KUALA LUMPUR, Malaysia Malaysia needs to overcome many challenges to enable the country’s palm oil industry to thrive, said Oil World Executive Director Thomas Mielke.

He said there was a lack of oil palm replanting, deteriorating tree age profile, labour shortage and acreage limitation for new planters, all of which prevented palm oil yields from reaching full potential.

This is a year of surplus for palm oil but by 2020, we may start to see shortages and this may continue on thereafter, he told reporters at the Palm and Lauric Oils Price Outlook Conference & Exhibition 2018 (POC 2018) here today.

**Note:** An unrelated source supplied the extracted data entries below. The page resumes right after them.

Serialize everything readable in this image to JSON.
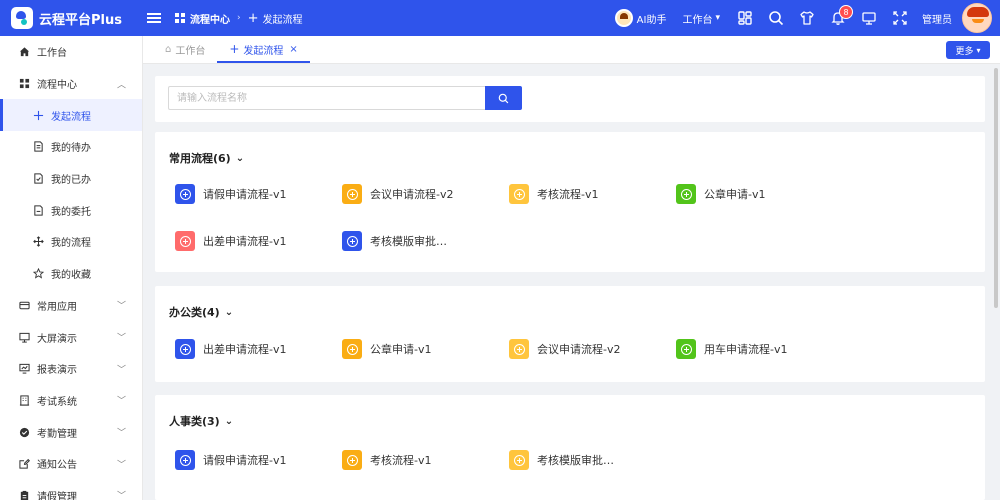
{
  "app": {
    "title": "云程平台Plus"
  },
  "header": {
    "breadcrumb": [
      {
        "label": "流程中心"
      },
      {
        "label": "发起流程"
      }
    ],
    "ai_label": "AI助手",
    "workbench_label": "工作台",
    "notification_count": "8",
    "user_label": "管理员"
  },
  "sidebar": {
    "items": [
      {
        "label": "工作台",
        "icon": "home-icon"
      },
      {
        "label": "流程中心",
        "icon": "grid-icon",
        "expanded": true
      },
      {
        "label": "发起流程",
        "icon": "plus-icon",
        "active": true
      },
      {
        "label": "我的待办",
        "icon": "document-icon"
      },
      {
        "label": "我的已办",
        "icon": "document-check-icon"
      },
      {
        "label": "我的委托",
        "icon": "document-icon"
      },
      {
        "label": "我的流程",
        "icon": "move-icon"
      },
      {
        "label": "我的收藏",
        "icon": "star-icon"
      },
      {
        "label": "常用应用",
        "icon": "card-icon"
      },
      {
        "label": "大屏演示",
        "icon": "monitor-icon"
      },
      {
        "label": "报表演示",
        "icon": "report-icon"
      },
      {
        "label": "考试系统",
        "icon": "building-icon"
      },
      {
        "label": "考勤管理",
        "icon": "check-circle-icon"
      },
      {
        "label": "通知公告",
        "icon": "edit-icon"
      },
      {
        "label": "请假管理",
        "icon": "clipboard-icon"
      }
    ]
  },
  "tabs": [
    {
      "label": "工作台"
    },
    {
      "label": "发起流程",
      "active": true
    }
  ],
  "more_label": "更多",
  "search": {
    "placeholder": "请输入流程名称",
    "value": ""
  },
  "colors": {
    "primary": "#2f54eb",
    "orange": "#faad14",
    "yellow": "#ffc53d",
    "green": "#52c41a",
    "red": "#ff6b6b"
  },
  "categories": [
    {
      "title": "常用流程(6)",
      "items": [
        {
          "label": "请假申请流程-v1",
          "color": "#2f54eb"
        },
        {
          "label": "会议申请流程-v2",
          "color": "#faad14"
        },
        {
          "label": "考核流程-v1",
          "color": "#ffc53d"
        },
        {
          "label": "公章申请-v1",
          "color": "#52c41a"
        },
        {
          "label": "出差申请流程-v1",
          "color": "#ff6b6b"
        },
        {
          "label": "考核模版审批…",
          "color": "#2f54eb"
        }
      ]
    },
    {
      "title": "办公类(4)",
      "items": [
        {
          "label": "出差申请流程-v1",
          "color": "#2f54eb"
        },
        {
          "label": "公章申请-v1",
          "color": "#faad14"
        },
        {
          "label": "会议申请流程-v2",
          "color": "#ffc53d"
        },
        {
          "label": "用车申请流程-v1",
          "color": "#52c41a"
        }
      ]
    },
    {
      "title": "人事类(3)",
      "items": [
        {
          "label": "请假申请流程-v1",
          "color": "#2f54eb"
        },
        {
          "label": "考核流程-v1",
          "color": "#faad14"
        },
        {
          "label": "考核模版审批…",
          "color": "#ffc53d"
        }
      ]
    }
  ]
}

Mielke forecast palm oil production in Malaysia, the world’s second largest palm oil producer, to reach 20.76 million tonnes this year compared with 19.92 million tonnes in 2017, while global production would hit 70.84 million tonnes in 2018, resulting in a surplus of three million tonnes.

The production surplus is temporary and will only continue if palm oil production continues to rise by between 2.8 million tonnes and 2.9 million tonnes yearly for the next decade, he said.

Mielke, however, believed that the palm oil industry would not be ready to satisfy global needs between 2025 and 2030.

What is happening at the moment is a negative trend where palm oil players are not expanding.

If that becomes widespread, we are going to see a deficit in world production relative to consumption, he said.

Other challenges facing the industry include the lack of replanting, increasing number of old trees and labour issues.

Mielke said the age profile of palm trees was getting worse, while labour shortage had to be addressed.

POC 2018 is a leading international conference in the palm and lauric oils industry which gathered stakeholders from the edible oils industry for networking, and the exchange of ideas, solutions and trends.

The three-day event from March 5 was organised by Bursa Malaysia Bhd and attracted 1,700 participants.